Back to OP I think the differences are in the arguing and resolution. ENTJs are a lot quicker to apologise when they are wrong. INTJs have to spend much more time away from their 'all knowing" Ni to actually recognise they are wrong. They can take the stoic silence to a whole new level of WTF if they aren't mindful of what they are doing.


----------



## an absurd man (Jul 22, 2012)

bethdeth said:


> Back to OP I think the differences are in the arguing and resolution. ENTJs are a lot quicker to apologise when they are wrong. INTJs have to spend much more time away from their 'all knowing" Ni to actually recognise they are wrong. They can take the stoic silence to a whole new level of WTF if they aren't mindful of what they are doing.
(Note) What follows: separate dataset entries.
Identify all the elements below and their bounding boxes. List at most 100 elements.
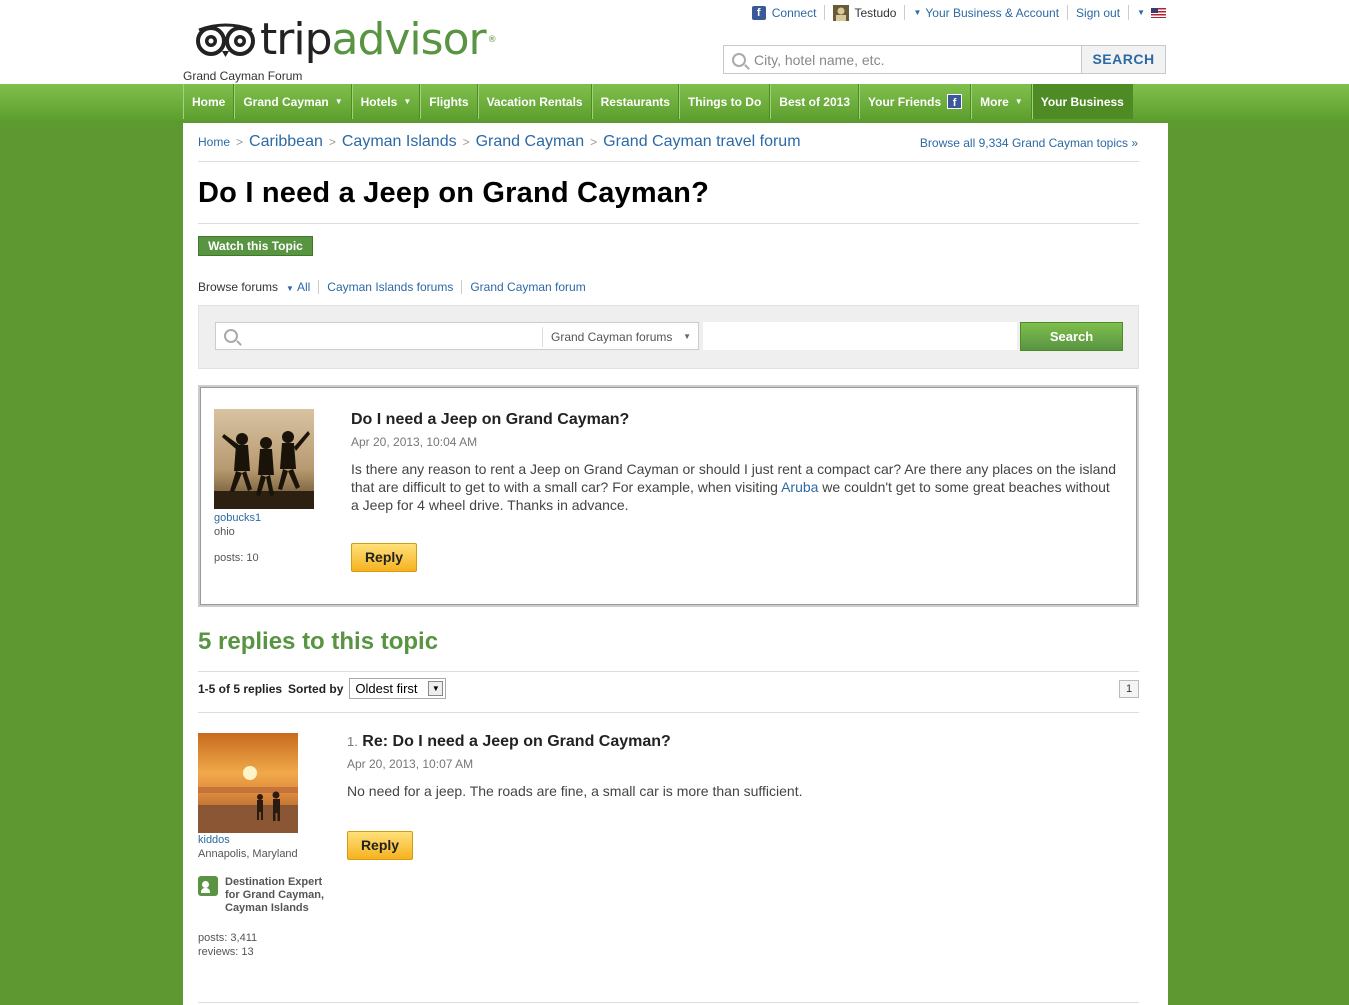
username-link[interactable]: gobucks1 bbox=[214, 512, 261, 524]
search-icon bbox=[732, 52, 746, 67]
post-body: No need for a jeep. The roads are fine, … bbox=[347, 783, 803, 799]
breadcrumb-separator-icon: > bbox=[328, 135, 336, 149]
reply-count: 1-5 of 5 replies bbox=[198, 681, 283, 696]
forum-location-input[interactable] bbox=[703, 322, 1017, 350]
reply-number: 1. bbox=[347, 734, 358, 749]
business-account-label[interactable]: Your Business & Account bbox=[925, 6, 1059, 20]
forum-scope-value: Grand Cayman forums bbox=[551, 330, 673, 344]
connect-link[interactable]: f Connect bbox=[744, 5, 825, 20]
user-post-count: posts: 3,411 bbox=[198, 932, 258, 944]
user-avatar-icon bbox=[833, 4, 850, 21]
main-content: Home > Caribbean > Cayman Islands > Grand Caym… bbox=[183, 123, 1168, 1005]
site-search: City, hotel name, etc. SEARCH bbox=[723, 45, 1166, 74]
nav-item-label: Flights bbox=[429, 94, 469, 109]
divider bbox=[198, 1002, 1139, 1003]
page-title: Do I need a Jeep on Grand Cayman? bbox=[198, 177, 709, 209]
breadcrumb-separator-icon: > bbox=[236, 135, 244, 149]
chevron-down-icon: ▼ bbox=[428, 681, 444, 696]
forum-search-button[interactable]: Search bbox=[1020, 322, 1123, 351]
browse-all-forums-dropdown[interactable]: ▼ All bbox=[286, 280, 318, 294]
post-date: Apr 20, 2013, 10:07 AM bbox=[347, 757, 474, 771]
nav-item-best-of-2013[interactable]: Best of 2013 bbox=[770, 84, 859, 119]
sign-out-link[interactable]: Sign out bbox=[1067, 5, 1128, 20]
chevron-down-icon: ▼ bbox=[1014, 96, 1023, 106]
divider bbox=[198, 671, 1139, 672]
chevron-down-icon: ▼ bbox=[286, 284, 294, 293]
nav-item-flights[interactable]: Flights bbox=[420, 84, 478, 119]
destination-expert-badge: Destination Expert for Grand Cayman, Cay… bbox=[198, 876, 324, 915]
site-header: tripadvisor ® Grand Cayman Forum f Connec… bbox=[0, 0, 1349, 84]
breadcrumb-item-caribbean[interactable]: Caribbean bbox=[249, 133, 323, 151]
expert-line: Destination Expert bbox=[225, 876, 323, 888]
forum-search-input[interactable]: Grand Cayman forums ▼ bbox=[215, 322, 699, 350]
browse-forums-label: Browse forums bbox=[198, 280, 279, 294]
business-account-menu[interactable]: ▼ Your Business & Account bbox=[904, 5, 1067, 20]
nav-item-label: Things to Do bbox=[687, 94, 762, 109]
nav-item-label: Hotels bbox=[360, 94, 398, 109]
reply-button[interactable]: Reply bbox=[351, 543, 417, 572]
watch-topic-button[interactable]: Watch this Topic bbox=[198, 236, 313, 256]
nav-item-label: Home bbox=[192, 94, 226, 109]
nav-item-more[interactable]: More ▼ bbox=[971, 84, 1032, 119]
breadcrumb-item-grand-cayman[interactable]: Grand Cayman bbox=[476, 133, 585, 151]
chevron-down-icon: ▼ bbox=[403, 96, 412, 106]
nav-item-your-friends[interactable]: Your Friends f bbox=[859, 84, 972, 119]
breadcrumb-item-grand-cayman-travel-forum[interactable]: Grand Cayman travel forum bbox=[603, 133, 800, 151]
browse-all-topics-link[interactable]: Browse all 9,334 Grand Cayman topics » bbox=[920, 136, 1138, 150]
browse-all-label: All bbox=[296, 280, 311, 294]
grand-cayman-forum-link[interactable]: Grand Cayman forum bbox=[461, 280, 593, 294]
user-name[interactable]: Testudo bbox=[854, 6, 896, 20]
breadcrumb-item-home[interactable]: Home bbox=[198, 135, 230, 149]
replies-heading: 5 replies to this topic bbox=[198, 628, 439, 655]
top-links: f Connect Testudo ▼ Your Business & Acco… bbox=[744, 4, 1166, 21]
cayman-islands-forums-link[interactable]: Cayman Islands forums bbox=[318, 280, 461, 294]
site-search-input[interactable]: City, hotel name, etc. bbox=[724, 46, 1081, 73]
pagination-page-1[interactable]: 1 bbox=[1119, 680, 1139, 698]
user-location: Annapolis, Maryland bbox=[198, 848, 298, 860]
reply-title: Re: Do I need a Jeep on Grand Cayman? bbox=[362, 733, 671, 750]
reply-button[interactable]: Reply bbox=[347, 831, 413, 860]
facebook-icon: f bbox=[947, 94, 963, 109]
breadcrumb-separator-icon: > bbox=[590, 135, 598, 149]
breadcrumb-item-cayman-islands[interactable]: Cayman Islands bbox=[342, 133, 457, 151]
post-date: Apr 20, 2013, 10:04 AM bbox=[351, 435, 478, 449]
aruba-link[interactable]: Aruba bbox=[781, 479, 818, 495]
divider bbox=[198, 712, 1139, 713]
nav-item-vacation-rentals[interactable]: Vacation Rentals bbox=[477, 84, 592, 119]
breadcrumb-separator-icon: > bbox=[462, 135, 470, 149]
avatar[interactable] bbox=[198, 733, 298, 833]
nav-item-hotels[interactable]: Hotels ▼ bbox=[351, 84, 421, 119]
sort-label: Sorted by bbox=[288, 681, 344, 696]
chevron-down-icon: ▼ bbox=[334, 96, 343, 106]
username-link[interactable]: kiddos bbox=[198, 834, 230, 846]
main-nav: Home Grand Cayman ▼ Hotels ▼ Flights Vacation … bbox=[183, 84, 1133, 119]
site-search-button[interactable]: SEARCH bbox=[1081, 46, 1165, 73]
nav-item-label: Grand Cayman bbox=[243, 94, 329, 109]
original-post: gobucks1 ohio posts: 10 Do I need a Jeep… bbox=[198, 385, 1139, 607]
forum-scope-select[interactable]: Grand Cayman forums ▼ bbox=[542, 327, 697, 347]
owl-eyes-icon bbox=[196, 23, 255, 57]
sort-order-value: Oldest first bbox=[355, 681, 418, 696]
nav-item-things-to-do[interactable]: Things to Do bbox=[678, 84, 771, 119]
user-location: ohio bbox=[214, 526, 235, 538]
nav-item-label: Restaurants bbox=[600, 94, 670, 109]
nav-item-your-business[interactable]: Your Business bbox=[1031, 84, 1133, 119]
breadcrumb: Home > Caribbean > Cayman Islands > Grand Caym… bbox=[198, 133, 801, 151]
sort-bar: 1-5 of 5 replies Sorted by Oldest first … bbox=[198, 678, 447, 699]
nav-item-home[interactable]: Home bbox=[183, 84, 235, 119]
connect-label[interactable]: Connect bbox=[772, 6, 817, 20]
search-placeholder: City, hotel name, etc. bbox=[754, 51, 885, 68]
sign-out-label[interactable]: Sign out bbox=[1076, 6, 1120, 20]
divider bbox=[198, 161, 1139, 162]
divider bbox=[198, 223, 1139, 224]
sort-order-select[interactable]: Oldest first ▼ bbox=[349, 678, 447, 699]
locale-selector[interactable]: ▼ bbox=[1128, 5, 1166, 20]
avatar[interactable] bbox=[214, 409, 314, 509]
destination-expert-icon bbox=[198, 876, 218, 896]
nav-item-grand-cayman[interactable]: Grand Cayman ▼ bbox=[234, 84, 352, 119]
us-flag-icon bbox=[1151, 7, 1166, 18]
user-profile-link[interactable]: Testudo bbox=[824, 4, 904, 21]
nav-item-restaurants[interactable]: Restaurants bbox=[591, 84, 679, 119]
nav-item-label: Your Business bbox=[1040, 94, 1124, 109]
tripadvisor-logo[interactable]: tripadvisor ® bbox=[196, 18, 497, 62]
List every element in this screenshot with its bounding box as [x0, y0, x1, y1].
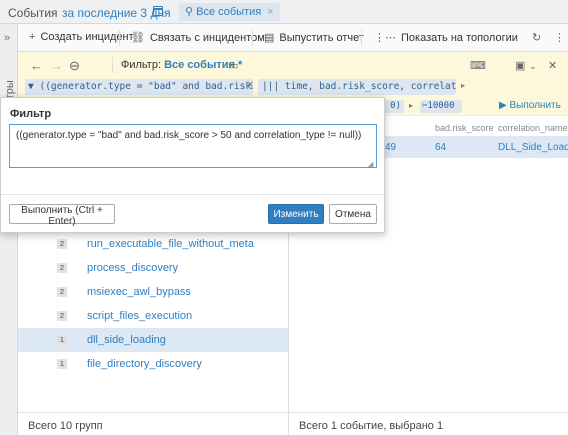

Really? I've found the opposite to be true. I recognize I'm wrong if the facts say so and apologize if appropriate. As for the one ENTJ friend I have, I can't recall a time when he's ever apologized. If shown to be wrong, he'll retort with "but _reasons and thing_s​...", shuts up, or changes subject.


----------



## beth x (Mar 4, 2010)

an absurd man said:


> Really? I've found the opposite to be true. I recognize I'm wrong if the facts say so and apologize if appropriate. As for the one ENTJ friend I have, I can't recall a time when he's ever apologized. If shown to be wrong, he'll retort with "but _reasons and thing_s​...", shuts up, or changes subject.


Maybe I know ENTJs who are more considerate as they ram their Te down your throat Linda Lovelace style then apologise after. It seems more of a wanting to get the act of it over, done and dusted. They go and do their own study afterward for their interest in getting it right. Ni doms are far more sure of themselves actually in an argument and it's less about getting the act over but enjoying the getting into it from the way I see. I'd rather just keep on going rather than get a win in.


----------



## Calvin (Jun 21, 2012)

ENTJs are just INTJs with a playful side


----------



## Octavian (Nov 24, 2013)

ENTJs are very action oriented. As are INTJs. The key is that:

1. INTJ will plan longer and farther ahead into the future.
2. INTJ will not act until absolutely certain, or until several contingencies have been put in place.

Speed of decision making and length of strategy is probably the biggest difference. 

ENTJ acts sooner and more frequently. INTJ spends time carefully deliberating and then has bursts of activity, reverting back to lengthy periods of observation and deliberation. 

Interestingly enough the most common accusations I see aimed at each other between these two types:

ENTJ: "INTJ is wishy-washy."
INTJ: "ENTJ is rash."


----------